How does fluorine form in the universe? New discovery of galaxies 12 billion light-years away...

A new discovery reveals how fluorine, an element found in our bones and teeth in the form of fluoride, was formed in the universe. A team of astronomers using the Atacama Large Millimeter/Submillimeter Array (ALMA) detected this element in a very distant galaxy whose light took more than 12 billion years to reach us. This is the first time that fluorine has been detected in such a distant star-forming galaxy.

 

"We all know about fluoride because the toothpaste we use every day contains it in the form of fluoride," said Maximilien Franco from the University of Hertfordshire in the United Kingdom. He led the new study, published in Nature Astronomy on Nov. 4. Like most elements around us, fluorine is produced inside stars, but, until now, scientists have not known exactly how the element is produced. The researchers say, "We don't even know which types of stars produce most of the fluorine in the universe!"

 

Franco and his collaborators found fluorine (in the form of hydrogen fluoride) in a large gas cloud in the distant galaxy NGP-190387. Since stars expel the elements they form in their cores when they reach the end of their lives, this detection implies that the stars that create fluorine must undergo relatively short life cycles.

 

The team concluded that Wolf-Rayet stars, very large stars with lifetimes of only a few million years, are the most likely sites for fluorine production. They say they are needed to explain the amount of hydrogen fluoride the team found. Wolf-Rayet stars were previously considered a possible source of cosmic fluorine, but astronomers have not known until now how important they were in producing the element in the early universe.

 

"We have shown that Wolf-Rayet stars are among the most massive stars known to explode violently at the end of their lives, somehow helping to keep our teeth in good health!" Franco joked.

 

In addition to these stars, past research has suggested other scenarios for how fluoride is produced and expelled. One example includes the pulsation of giant evolved stars with masses several times that of our Sun, which are known as asymptotic giants. But the team believes that these scenarios, some of which take billions of years to occur, may not fully explain the amount of fluorine in NGP-190387.

 

"For this galaxy, it only took tens or hundreds of millions of years for fluorine levels to match those found in stars in the Milky Way, which is 13.5 billion years old. This is a completely unexpected result," said Chiaki Kobayashi, a professor at the University of Hertfordshire. "Our measurements add a whole new constraint to the origin of fluorine, which has been studied for 20 years."

 

The discovery of NGP-190387 marks the first discovery of fluorine outside the Milky Way and its neighboring galaxies. Astronomers have previously found the element in distant quasars, bright objects driven by supermassive black holes at the centers of some galaxies. But the element has never before been observed in star-forming galaxies so early in the history of the universe.

 

The team's detection of fluorine was a serendipitous discovery, thanks to the use of space and ground-based observatories.
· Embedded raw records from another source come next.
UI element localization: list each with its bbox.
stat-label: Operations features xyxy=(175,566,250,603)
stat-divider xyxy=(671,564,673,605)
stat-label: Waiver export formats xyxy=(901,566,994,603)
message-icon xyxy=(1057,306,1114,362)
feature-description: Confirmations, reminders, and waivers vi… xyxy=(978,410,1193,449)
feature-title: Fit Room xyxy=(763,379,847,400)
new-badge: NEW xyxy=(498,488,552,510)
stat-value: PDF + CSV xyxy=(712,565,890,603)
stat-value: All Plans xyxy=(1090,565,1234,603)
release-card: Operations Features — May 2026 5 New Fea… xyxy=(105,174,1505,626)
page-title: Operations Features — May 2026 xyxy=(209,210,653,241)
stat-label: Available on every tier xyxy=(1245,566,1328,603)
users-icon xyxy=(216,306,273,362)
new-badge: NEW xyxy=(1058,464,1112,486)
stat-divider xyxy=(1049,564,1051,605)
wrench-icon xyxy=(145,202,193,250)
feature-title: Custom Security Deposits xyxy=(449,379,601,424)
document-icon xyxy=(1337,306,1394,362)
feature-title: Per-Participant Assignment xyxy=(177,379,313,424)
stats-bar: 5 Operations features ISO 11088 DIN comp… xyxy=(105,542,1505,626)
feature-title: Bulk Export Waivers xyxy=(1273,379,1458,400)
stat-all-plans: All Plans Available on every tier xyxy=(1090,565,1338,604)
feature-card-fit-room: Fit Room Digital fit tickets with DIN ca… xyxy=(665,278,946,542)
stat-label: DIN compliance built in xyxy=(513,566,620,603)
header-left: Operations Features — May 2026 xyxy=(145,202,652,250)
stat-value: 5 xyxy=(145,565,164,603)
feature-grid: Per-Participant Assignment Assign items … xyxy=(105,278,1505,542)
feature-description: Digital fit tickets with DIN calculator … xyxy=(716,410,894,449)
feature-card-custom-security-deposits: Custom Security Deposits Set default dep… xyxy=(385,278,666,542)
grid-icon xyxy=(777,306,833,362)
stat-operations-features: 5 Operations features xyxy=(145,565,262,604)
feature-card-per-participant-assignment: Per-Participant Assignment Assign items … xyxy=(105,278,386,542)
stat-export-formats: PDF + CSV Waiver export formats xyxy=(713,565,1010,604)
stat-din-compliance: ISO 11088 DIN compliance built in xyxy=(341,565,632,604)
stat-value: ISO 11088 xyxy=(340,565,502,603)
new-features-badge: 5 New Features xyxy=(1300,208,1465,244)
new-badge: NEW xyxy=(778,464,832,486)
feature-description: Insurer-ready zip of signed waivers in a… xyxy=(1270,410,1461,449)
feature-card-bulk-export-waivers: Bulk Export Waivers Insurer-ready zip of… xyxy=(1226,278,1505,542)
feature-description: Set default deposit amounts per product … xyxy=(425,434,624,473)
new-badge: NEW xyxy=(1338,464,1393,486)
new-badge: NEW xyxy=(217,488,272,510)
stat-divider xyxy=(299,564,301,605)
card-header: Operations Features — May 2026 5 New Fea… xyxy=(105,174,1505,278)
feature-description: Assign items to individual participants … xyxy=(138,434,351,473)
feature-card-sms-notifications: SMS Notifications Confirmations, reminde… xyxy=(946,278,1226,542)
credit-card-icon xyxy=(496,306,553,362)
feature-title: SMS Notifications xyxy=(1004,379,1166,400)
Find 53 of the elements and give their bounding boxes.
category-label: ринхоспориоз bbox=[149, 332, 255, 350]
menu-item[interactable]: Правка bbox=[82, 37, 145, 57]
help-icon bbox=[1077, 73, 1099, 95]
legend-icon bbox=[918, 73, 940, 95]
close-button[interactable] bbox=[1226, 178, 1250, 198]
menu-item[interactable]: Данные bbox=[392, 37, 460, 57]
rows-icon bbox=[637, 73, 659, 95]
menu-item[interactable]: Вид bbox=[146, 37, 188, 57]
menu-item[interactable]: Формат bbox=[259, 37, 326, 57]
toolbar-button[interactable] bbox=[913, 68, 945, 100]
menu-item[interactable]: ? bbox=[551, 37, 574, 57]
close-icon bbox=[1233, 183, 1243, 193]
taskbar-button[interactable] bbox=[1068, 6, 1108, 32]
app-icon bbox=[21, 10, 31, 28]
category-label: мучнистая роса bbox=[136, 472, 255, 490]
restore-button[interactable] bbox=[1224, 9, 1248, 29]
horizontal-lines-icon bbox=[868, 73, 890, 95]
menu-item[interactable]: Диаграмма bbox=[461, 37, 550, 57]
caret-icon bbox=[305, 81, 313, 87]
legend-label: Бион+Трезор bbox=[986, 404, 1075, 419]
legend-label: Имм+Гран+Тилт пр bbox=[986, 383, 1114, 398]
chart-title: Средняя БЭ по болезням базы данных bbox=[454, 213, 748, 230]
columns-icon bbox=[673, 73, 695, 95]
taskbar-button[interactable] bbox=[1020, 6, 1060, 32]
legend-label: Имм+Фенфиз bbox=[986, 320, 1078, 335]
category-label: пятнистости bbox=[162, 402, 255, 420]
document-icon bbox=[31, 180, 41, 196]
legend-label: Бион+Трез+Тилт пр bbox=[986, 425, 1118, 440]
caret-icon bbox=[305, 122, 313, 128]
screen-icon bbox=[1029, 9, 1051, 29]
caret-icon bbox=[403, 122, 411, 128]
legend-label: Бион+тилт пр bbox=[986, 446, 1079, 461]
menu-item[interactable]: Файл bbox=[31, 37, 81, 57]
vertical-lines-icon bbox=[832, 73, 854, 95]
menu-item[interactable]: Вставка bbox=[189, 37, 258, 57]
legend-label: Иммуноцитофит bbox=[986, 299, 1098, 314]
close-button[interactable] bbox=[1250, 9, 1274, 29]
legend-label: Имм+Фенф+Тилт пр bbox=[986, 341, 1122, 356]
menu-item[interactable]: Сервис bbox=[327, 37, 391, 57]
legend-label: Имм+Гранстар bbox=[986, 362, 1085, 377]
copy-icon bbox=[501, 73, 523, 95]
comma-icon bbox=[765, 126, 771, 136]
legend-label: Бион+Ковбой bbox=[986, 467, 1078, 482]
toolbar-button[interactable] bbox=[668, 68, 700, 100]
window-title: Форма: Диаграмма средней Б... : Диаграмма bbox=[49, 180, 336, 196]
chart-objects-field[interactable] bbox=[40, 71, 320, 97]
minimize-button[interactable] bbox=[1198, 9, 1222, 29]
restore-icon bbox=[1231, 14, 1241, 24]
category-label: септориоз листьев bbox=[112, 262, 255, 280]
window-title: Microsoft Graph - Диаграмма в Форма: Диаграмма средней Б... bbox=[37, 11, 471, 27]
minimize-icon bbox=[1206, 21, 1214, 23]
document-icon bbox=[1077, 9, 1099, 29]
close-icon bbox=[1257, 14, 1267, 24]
NGP-190387 was originally discovered by the European Space Agency's Herschel Space Observatory and later observed by ALMA in Chile, where it is very bright for its distance. data from ALMA confirm that the exceptional brightness of NGP-190387 is partly caused by another known It is located between NGP-190387 and Earth, very close to the line of sight. This massive galaxy amplifies the light observed by Franco and his collaborators, allowing them to detect the faint radiation emitted by fluorine in NGP-190387 billions of years ago.

 

Future studies of NGP-190387 with the Extremely Large Telescope (ELT) - ESO's new flagship project that is being built in Chile and will begin operating within a decade - may reveal further secrets about this galaxy. "ALMA is sensitive to radiation emitted by cold interstellar gas and dust," said Chentao Yang, an ESO researcher in Chile. "With ELT, we will be able to observe NGP-190387 through direct light from the star and obtain key information about the stellar content of this galaxy."